U.S. consumers were slightly less pessimistic about the economy and their personal finances in the latest poll from Investor's Business Daily and TIPP, a unit of TechnoMetrica Market Intelligence.


The IBD/TIPP Economic Optimism Index rose 2%, posting 46 points in September from 45.1 points in August. Readings above 50 indicate optimism, while those below 50 indicate pessimism.

The latest results were based on a national poll of 904 adults from Aug. 24 to Aug. 28, with a margin of error of 3.3 percentage points.

The index is 0.9 points below its 12-month average of 46.9 points, but above its reading of 44.4 in December 2007, when the economy entered the recession.

"Despite a modest improvement in confidence, to many, the weak economic recovery continues to feel like a recession," said Raghavan Mayur, president of TIPP. "For example, 58% think that the U.S. is still in a recession. While 51% feel the economy is improving, 48% think the economy is not improving. Twenty-five percent of households have at least one person looking for full-time employment."

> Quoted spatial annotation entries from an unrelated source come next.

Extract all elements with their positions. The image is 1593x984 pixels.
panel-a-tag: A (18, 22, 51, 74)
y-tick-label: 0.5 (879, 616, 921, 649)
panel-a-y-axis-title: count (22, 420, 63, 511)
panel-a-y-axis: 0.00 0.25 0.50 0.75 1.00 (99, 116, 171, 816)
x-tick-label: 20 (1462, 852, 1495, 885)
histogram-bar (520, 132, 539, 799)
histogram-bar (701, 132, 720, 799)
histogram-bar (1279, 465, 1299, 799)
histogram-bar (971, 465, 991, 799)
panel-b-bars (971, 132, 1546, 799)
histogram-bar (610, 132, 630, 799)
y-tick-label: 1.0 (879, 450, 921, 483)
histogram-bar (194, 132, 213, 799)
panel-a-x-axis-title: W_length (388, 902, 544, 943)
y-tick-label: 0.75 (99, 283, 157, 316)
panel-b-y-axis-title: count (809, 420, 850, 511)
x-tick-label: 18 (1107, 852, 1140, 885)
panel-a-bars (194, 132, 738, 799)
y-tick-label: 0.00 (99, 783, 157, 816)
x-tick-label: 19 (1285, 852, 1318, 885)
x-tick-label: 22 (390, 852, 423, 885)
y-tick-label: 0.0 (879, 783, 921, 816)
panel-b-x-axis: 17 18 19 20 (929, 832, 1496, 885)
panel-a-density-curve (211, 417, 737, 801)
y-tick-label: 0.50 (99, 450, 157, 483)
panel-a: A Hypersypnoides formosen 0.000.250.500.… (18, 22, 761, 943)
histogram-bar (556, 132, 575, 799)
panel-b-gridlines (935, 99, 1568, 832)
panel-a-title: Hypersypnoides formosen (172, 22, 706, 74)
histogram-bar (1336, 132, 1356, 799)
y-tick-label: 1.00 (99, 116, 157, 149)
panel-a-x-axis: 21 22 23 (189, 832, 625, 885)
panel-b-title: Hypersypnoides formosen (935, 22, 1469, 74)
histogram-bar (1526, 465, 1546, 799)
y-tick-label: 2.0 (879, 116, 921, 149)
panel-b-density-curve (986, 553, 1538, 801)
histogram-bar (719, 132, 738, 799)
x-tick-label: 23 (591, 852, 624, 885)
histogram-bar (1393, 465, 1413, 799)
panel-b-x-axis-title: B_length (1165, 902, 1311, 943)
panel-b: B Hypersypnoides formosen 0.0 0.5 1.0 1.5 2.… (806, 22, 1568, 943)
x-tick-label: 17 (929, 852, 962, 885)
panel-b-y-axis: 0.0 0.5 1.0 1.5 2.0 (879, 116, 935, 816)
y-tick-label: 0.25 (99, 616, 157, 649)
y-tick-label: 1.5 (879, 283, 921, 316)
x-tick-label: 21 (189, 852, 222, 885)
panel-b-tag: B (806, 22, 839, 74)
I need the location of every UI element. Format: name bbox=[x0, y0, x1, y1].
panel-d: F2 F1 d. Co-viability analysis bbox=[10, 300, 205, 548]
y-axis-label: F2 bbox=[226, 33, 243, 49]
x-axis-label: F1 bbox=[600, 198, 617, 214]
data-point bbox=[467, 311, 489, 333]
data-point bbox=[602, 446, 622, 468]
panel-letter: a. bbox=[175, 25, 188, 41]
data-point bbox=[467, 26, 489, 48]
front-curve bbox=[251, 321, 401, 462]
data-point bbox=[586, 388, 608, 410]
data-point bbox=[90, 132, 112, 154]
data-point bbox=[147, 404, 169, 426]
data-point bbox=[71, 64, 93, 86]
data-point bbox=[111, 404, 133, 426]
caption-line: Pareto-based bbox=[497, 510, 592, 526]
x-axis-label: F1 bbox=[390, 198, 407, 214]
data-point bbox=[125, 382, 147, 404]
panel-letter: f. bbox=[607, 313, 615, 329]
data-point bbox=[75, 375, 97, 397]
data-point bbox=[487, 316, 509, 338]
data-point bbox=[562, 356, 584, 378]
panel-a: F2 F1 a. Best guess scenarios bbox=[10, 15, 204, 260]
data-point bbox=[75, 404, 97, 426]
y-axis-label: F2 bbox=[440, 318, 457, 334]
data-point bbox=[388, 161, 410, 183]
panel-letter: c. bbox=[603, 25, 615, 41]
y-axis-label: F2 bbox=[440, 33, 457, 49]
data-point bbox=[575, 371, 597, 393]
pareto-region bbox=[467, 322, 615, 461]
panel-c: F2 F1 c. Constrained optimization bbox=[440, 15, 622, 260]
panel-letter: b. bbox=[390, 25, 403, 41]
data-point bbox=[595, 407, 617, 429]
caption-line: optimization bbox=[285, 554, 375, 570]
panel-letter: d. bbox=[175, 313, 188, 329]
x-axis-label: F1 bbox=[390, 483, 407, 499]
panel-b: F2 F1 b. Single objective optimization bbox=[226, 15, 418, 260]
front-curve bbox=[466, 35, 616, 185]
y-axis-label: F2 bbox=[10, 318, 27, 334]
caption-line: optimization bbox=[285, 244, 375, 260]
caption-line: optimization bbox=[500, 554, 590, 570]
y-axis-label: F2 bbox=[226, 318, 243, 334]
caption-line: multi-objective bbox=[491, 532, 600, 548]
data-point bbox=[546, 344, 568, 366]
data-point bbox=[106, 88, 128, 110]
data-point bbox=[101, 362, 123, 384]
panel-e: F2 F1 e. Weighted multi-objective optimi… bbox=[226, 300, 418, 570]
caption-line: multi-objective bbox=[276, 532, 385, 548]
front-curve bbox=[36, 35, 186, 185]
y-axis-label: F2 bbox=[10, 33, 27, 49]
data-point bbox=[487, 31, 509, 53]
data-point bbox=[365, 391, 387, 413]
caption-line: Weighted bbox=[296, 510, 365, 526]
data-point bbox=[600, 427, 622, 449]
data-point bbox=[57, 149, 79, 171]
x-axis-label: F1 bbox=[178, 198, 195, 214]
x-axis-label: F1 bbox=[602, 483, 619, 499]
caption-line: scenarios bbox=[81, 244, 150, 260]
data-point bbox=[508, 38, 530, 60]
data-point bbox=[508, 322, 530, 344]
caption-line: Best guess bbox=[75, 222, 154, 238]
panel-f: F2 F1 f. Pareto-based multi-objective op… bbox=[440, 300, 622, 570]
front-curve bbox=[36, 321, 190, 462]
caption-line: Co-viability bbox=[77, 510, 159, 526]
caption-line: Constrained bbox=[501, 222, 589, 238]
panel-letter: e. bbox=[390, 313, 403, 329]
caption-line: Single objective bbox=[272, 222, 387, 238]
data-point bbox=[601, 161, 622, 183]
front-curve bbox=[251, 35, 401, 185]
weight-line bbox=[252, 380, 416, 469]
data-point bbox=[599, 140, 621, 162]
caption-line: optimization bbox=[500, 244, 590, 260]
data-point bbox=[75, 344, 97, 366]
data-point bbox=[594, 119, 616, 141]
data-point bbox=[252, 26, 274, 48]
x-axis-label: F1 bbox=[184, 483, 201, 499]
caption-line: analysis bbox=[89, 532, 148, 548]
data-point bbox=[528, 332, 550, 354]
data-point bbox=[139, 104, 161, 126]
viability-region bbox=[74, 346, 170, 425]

The six-month economic outlook, a measure of how consumers feel about the economy's prospects in the next six months, was up 0.2% to 45.9 points.

The personal-finance outlook, a measure of how Americans feel about their own finances in the next six months, rose 0.9% to 54.3 points.

Confidence in U.S. economic policies, a gauge of views regarding how government economic policies are working, was up 5.6% to 37.8 points.